Consider the quotient map from the double cover $2 \cdot A_n$ of the alternating group $A_n$ to $A_n$. For any conjugacy class in $A_n$ of size $r$, the inverse image in $2 \cdot A_n$ has size $2r$. This inverse image is either a single conjugacy class or "splits" as a union of two conjugacy classes each of size $r$. Which case occcurs depends on the original conjugacy class we chose.
I want a combinatorial criterion (see Note 2) on the cycle type of the conjugacy class in $A_n$ that helps determine which of these cases occur (actually, there may be one or two conjugacy classes in $A_n$ of a given cycle type, but even if there are two, they will behave the same way).
I'm also interested in the corresponding question for the double cover of $S_n$. Note that the double cover is not unique (there are two possibilities for each $S_n$).
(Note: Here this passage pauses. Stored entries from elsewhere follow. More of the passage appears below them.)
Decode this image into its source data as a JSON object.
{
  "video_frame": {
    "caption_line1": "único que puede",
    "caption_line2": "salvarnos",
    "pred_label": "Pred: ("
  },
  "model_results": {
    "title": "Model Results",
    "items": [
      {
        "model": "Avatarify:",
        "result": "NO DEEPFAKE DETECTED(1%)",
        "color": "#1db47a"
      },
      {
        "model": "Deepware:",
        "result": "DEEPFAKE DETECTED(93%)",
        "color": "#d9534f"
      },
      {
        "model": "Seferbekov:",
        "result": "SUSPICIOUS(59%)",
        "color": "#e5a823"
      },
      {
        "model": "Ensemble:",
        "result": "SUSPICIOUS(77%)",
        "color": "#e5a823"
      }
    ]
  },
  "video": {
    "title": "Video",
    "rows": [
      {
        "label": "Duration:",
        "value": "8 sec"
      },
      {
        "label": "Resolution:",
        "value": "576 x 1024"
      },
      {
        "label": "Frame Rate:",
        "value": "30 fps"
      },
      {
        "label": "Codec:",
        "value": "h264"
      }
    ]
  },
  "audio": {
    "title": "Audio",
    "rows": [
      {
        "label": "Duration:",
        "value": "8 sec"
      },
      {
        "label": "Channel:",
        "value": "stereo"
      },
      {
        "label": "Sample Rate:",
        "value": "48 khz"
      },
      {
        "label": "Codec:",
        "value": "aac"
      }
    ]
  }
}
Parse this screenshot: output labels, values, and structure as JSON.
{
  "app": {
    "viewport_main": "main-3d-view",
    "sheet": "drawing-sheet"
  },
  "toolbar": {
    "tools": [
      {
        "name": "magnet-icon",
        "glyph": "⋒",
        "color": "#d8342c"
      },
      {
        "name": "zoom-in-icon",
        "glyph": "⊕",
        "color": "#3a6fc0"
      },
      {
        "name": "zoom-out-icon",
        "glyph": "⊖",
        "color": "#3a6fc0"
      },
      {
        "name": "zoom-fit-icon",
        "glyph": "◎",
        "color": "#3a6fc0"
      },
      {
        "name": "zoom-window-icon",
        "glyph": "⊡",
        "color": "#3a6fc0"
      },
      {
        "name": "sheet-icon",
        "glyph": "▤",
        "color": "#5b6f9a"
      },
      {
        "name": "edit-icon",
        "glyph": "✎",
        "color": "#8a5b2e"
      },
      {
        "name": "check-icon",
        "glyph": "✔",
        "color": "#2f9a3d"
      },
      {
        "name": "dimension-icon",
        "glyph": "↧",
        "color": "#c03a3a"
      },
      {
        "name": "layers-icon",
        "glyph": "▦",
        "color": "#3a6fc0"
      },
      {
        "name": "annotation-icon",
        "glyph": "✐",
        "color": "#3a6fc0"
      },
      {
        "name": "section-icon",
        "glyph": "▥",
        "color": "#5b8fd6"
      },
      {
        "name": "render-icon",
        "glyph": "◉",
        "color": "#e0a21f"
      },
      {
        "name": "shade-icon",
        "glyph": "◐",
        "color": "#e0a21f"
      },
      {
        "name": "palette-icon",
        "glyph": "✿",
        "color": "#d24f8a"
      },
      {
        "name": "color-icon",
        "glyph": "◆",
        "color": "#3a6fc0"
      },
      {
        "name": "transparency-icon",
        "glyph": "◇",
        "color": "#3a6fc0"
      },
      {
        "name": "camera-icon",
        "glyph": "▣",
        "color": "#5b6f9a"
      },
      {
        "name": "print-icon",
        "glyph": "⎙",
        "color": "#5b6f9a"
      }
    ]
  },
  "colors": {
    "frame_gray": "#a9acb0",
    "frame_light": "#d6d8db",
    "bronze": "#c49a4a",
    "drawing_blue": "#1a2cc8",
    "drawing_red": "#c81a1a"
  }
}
However, the behavior for fibers over conjugacy classes that I'm interested in should not depend on the choice of double cover (if my understanding is correct -- I haven't worked out a formal proof).
Note 1: I'm including the case of $A_n$ for $n = 4$ just so people know what I am talking about:
$A_4$ has conjugacy classes of sizes 1,3,4,4 (the two conjugacy classes of size 4 fuse in $S_4$ and correspond to cycle type 3 + 1, whereas the conjugacy class of size 3 corresponds to cycle type 2 + 2, with representative permutation $(1,2)(3,4)$).
Its double cover is isomorphic to $SL(2,3)$ and the quotient map can be viewed as a quotient map $SL(2,3) \to PSL(2,3)$. The fibers over the conjugacy classes of sizes 1,4,4, each split in two conjugacy classes. The fiber over the conjugacy class of size 3 remains a single conjugacy class of size 6, i.e., the fiber over this conjugacy class does not split.
Note 2: By "combinatorial criterion" I mean a criterion like the criterion we have for a conjugacy class of even permutations in $S_n$ to split in $A_n$: it splits if there is any cycle of even length or two cycles of equal odd length.
So, I want a criterion that looks at the cycle type as an unordered integer partition, then uses the combinatorial and number-theoretic structure of that partition to determine splitting in the double cover.